Today, we either expect family members to shoulder the burden of caregiving—which can be isolating and financially destructive—or for disabled people to live in nursing homes. While Build Back Better appears stalled at the federal level, California is taking steps to address this situation. On January 20th, AB 1400, known as "CalCare," advanced out of the Assembly Appropriations Committee; it is now headed to a vote on the California State Assembly floor. The proposed single-payer system would cover some home care, which advocates argue would present cost-savings over the current nursing home system.
As Ady said at the Assembly Health Committee’s hearing for the bill on January 11th, "Under CalCare, seniors and disabled people would have the freedom to live safely at home, with the same care that allows me to be here with you all today.
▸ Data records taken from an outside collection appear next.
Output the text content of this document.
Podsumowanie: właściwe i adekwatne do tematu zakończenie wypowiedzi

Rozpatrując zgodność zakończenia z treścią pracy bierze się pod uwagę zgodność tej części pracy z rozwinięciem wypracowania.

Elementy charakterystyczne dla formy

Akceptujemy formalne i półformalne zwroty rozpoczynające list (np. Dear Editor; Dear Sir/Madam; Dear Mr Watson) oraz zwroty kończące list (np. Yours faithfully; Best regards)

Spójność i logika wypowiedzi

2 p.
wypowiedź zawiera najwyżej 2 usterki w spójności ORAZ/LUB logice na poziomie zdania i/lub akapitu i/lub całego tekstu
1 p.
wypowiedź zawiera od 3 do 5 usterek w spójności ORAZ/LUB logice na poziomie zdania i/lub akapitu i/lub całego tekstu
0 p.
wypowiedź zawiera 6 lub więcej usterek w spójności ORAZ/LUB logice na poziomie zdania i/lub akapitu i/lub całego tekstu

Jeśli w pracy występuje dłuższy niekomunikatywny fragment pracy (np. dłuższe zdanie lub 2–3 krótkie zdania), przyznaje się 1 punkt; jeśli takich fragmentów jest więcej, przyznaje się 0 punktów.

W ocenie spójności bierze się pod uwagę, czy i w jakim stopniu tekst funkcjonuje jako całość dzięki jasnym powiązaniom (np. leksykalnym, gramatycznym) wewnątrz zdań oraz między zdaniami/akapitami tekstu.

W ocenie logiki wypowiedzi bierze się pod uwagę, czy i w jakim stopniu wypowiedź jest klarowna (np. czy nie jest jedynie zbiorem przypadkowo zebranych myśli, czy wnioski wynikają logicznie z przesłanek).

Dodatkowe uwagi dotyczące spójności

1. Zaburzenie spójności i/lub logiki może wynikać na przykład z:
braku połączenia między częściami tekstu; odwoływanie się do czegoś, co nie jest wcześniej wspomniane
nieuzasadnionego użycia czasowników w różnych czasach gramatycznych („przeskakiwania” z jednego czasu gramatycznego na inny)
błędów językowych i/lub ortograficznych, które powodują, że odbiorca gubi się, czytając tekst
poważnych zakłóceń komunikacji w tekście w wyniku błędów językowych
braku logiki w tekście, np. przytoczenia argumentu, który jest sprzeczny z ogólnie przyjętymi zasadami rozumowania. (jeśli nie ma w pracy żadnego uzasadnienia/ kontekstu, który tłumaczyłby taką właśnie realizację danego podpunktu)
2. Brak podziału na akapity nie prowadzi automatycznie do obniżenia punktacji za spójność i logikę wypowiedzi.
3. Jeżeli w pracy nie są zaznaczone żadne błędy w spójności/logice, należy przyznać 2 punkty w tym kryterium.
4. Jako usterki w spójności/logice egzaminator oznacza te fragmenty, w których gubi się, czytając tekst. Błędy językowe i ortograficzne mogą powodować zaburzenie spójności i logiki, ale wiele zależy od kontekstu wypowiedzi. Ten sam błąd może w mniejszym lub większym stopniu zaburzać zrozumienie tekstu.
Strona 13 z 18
All Californians would receive the care they need, regardless of their employment, immigration or marital status. And we would promote health equity by investing in care facilities in our most underserved and rural communities."
As we await action at the federal level, California has the opportunity to lead on health care and caregiving. By doing so, we would acknowledge what our current model often tries to hide: that everyone is or will become disabled, or love or care for a disabled person. Disability is a part of life and we must find ways to support disabled people in living day to day.